Die Polizei rät: Schützen Sie sich und Ihre Angehörigen vor solchen Tätern: Lassen Sie keine fremden Personen ins Haus. Wenn Sie unsicher sind, ziehen sie weitere Personen, wie beispielsweise Nachbarn, hinzu. Bringen Sie sich nicht selbst Gefahr. Ihre Gesundheit ist wichtiger als materielle Dinge.

Motorradfahrer schwer verletzt

(31.07.18)

In den gestrigen Mittagsstunden stießen auf der Stresemannstraße in Bremen-Hemelingen die Fahrerin eines Seat und ein Motorradfahrer zusammen. Der Motorradfahrer wurde dabei schwer verletzt.

Die 49-jährige Fahrerin einer Seat-Limousine und der 55-jährige Fahrer einer Yamaha fuhren auf der Stresemannstraße in Richtung stadtauswärts. Nach Zeugenaussagen wollten vermutlich beide Fahrer ihren Fahrstreifen wechseln. Das Krad und der Seat stießen dabei in Höhe der Ludwig-Quidde-Straße zusammen. Der 55-Jährige stürzte mit seiner Maschine und blieb auf der Straße liegen. Bei dem Zusammenprall wurde er schwer verletzt und wurde in eine Klinik eingeliefert.
Für die Unfallaufnahme musste die Stresemannstraße stadtauswärts für knapp eine Stunde gesperrt werden. Die Polizei schätzt den entstandenen Sachschaden auf insgesamt 1500 Euro.

Helfer mit Pfefferspray attackiert

(01.08.2018)

Ein 24 Jahre alter Mann eilte am Dienstagabend im Bremer Steintorviertel einer Frau zu Hilfe, die von einem Angreifer geschlagen wurde. Der Aggressor sprühte dem Helfenden Reizgas ins Gesicht und flüchtete unerkannt.

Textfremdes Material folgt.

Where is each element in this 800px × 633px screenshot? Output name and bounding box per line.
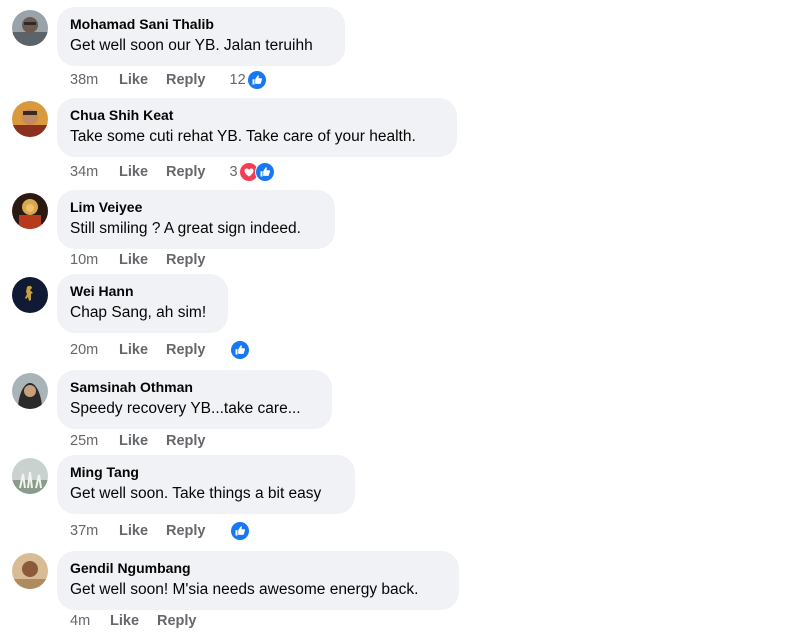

Der 24-Jährige beobachtete eine junge Frau die aus der Helenenstraße rennen wollte, aber von einem Mann festgehalten wurde. Anschließend schlug der Fremde auf sie ein. Als er der Frau helfen wollte, sprühte ihn der Angreifer Pfefferspray ins Gesicht und schlug mit einem Stock in seinen Nacken. Der 24 Jahre alte Mann irrte durch die Straßen, bis ihn Passanten ansprachen und einen Rettungswagen orderten. Später stellte er fest, dass bei der Auseinandersetzung zudem sein Portemonnaie geraubt wurde.

Die Ermittlungen zu dem Täter und der attackierten Frau dauern an. Der Verdächtige wurde als etwa 180 Zentimeter groß mit dunklem Teint beschrieben. Er trug eine schwarze Schirmmütze und eine Jeans. Die Tatzeit kann nicht genau beziffert werden, sie muss zwischen 18.30 Uhr und 19.30 Uhr gewesen sein. Zeugenhinweise nimmt der Kriminaldauerdienst unter (0421) 3623888 entgegen.